HR: Now the law, there was the law for that and then it got reversed is that correct?
KM: I’m not sure exactly, but I know we’re trying to phase out section 14c and we want to end sub minimum wage, like we are ending Law Syndrome.
HR: Now I had the great rare honor and privilege of meeting briefly to discuss such problems with former President George H Bush some years ago. He signed – was it he that signed the Americans with Disabilities Act?
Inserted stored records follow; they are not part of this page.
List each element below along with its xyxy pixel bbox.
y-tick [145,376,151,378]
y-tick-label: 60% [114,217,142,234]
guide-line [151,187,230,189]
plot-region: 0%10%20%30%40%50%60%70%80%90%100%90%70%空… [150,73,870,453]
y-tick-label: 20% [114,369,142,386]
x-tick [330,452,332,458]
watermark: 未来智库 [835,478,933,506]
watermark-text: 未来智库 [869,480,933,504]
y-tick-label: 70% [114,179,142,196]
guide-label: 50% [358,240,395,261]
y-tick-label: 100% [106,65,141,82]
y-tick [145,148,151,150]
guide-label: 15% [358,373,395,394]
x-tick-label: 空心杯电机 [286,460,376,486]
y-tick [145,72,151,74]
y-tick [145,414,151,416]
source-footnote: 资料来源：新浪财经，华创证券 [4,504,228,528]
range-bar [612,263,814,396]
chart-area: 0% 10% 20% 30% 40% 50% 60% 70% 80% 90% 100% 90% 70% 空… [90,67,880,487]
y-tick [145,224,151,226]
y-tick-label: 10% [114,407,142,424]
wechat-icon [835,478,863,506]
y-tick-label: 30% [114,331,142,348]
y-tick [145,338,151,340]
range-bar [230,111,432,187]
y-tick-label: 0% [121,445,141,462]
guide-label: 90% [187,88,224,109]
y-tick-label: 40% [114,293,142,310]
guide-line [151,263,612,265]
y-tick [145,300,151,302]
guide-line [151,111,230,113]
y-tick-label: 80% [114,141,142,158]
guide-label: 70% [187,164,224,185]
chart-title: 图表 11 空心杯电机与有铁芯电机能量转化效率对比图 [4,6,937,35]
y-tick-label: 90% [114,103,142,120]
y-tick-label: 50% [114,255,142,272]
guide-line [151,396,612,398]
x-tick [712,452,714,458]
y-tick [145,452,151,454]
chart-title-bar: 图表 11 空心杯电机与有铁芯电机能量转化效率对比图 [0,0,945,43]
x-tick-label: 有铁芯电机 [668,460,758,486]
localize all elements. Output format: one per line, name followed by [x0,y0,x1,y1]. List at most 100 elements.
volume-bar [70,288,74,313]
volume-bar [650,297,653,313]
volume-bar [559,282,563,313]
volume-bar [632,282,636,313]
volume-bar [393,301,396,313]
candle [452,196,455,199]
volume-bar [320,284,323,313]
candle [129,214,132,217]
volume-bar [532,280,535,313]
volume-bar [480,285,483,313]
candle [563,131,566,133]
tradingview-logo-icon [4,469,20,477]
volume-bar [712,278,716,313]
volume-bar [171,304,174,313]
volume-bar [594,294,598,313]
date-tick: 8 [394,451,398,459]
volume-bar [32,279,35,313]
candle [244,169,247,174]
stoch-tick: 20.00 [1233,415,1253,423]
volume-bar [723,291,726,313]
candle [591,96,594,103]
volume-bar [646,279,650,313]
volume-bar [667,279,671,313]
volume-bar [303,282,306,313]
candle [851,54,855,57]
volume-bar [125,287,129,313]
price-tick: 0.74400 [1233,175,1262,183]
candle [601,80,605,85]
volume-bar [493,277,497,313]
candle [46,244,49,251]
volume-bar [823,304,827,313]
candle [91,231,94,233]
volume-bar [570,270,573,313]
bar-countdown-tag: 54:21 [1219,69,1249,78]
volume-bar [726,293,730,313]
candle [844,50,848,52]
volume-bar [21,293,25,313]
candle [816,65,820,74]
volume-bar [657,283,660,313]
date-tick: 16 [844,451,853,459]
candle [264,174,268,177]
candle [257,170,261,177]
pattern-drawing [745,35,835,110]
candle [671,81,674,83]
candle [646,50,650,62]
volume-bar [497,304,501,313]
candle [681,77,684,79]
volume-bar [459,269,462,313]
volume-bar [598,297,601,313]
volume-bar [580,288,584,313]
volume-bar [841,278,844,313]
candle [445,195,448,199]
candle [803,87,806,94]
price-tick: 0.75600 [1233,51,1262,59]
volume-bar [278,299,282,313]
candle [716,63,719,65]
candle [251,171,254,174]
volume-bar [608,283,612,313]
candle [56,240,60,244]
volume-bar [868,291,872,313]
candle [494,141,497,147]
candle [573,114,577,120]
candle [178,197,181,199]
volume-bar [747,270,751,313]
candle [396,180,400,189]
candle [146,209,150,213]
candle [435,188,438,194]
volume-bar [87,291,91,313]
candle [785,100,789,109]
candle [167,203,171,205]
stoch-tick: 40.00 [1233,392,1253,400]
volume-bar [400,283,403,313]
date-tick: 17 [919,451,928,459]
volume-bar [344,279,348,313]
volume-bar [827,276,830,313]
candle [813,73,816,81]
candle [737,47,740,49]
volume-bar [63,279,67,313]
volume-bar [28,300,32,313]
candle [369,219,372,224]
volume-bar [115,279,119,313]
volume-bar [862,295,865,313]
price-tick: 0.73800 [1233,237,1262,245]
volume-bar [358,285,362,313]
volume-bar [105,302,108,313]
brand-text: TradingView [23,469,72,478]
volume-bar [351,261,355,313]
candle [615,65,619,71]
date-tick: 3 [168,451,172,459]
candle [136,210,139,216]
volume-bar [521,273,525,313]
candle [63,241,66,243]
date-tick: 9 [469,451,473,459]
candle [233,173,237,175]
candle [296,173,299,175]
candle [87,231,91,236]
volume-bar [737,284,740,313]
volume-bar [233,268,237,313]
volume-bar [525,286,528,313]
What’s the clear cut hist-
KM: Yeah I think so.
HR: What is the biggest challenge that you and your fellow lobbyists for people with special abilities and those of us with different brains, what’s the biggest challenge you’re running into?
KM: There are many challenges of course, but we want accessibility in the workforce, and places where we can get in, and make them accessible for wheelchairs and walker, because not every place has a ramp to walk into a set place.
HR: Okay, when I speak to the audience in Detroit where you’ll be speaking also, I want to include a clip from you, and what’s the one thing you’d like me to emphasize in my talk from you today, to the audience in Detroit?
KM: That we can do anything we set our minds to, and that we are living proof that we can do anything: We can go to college, we can drive a car, and put these misconceptions behind us.
HR: Well that’s great and very inspirational. Kayla has been a pleasure speaking with you today on today’s episode of Exploring Different Brains. Thank you so much for spending the time with us and we look forward to having you back.
KM: Definitely, and thank you for having me! I really appreciate all your hard work.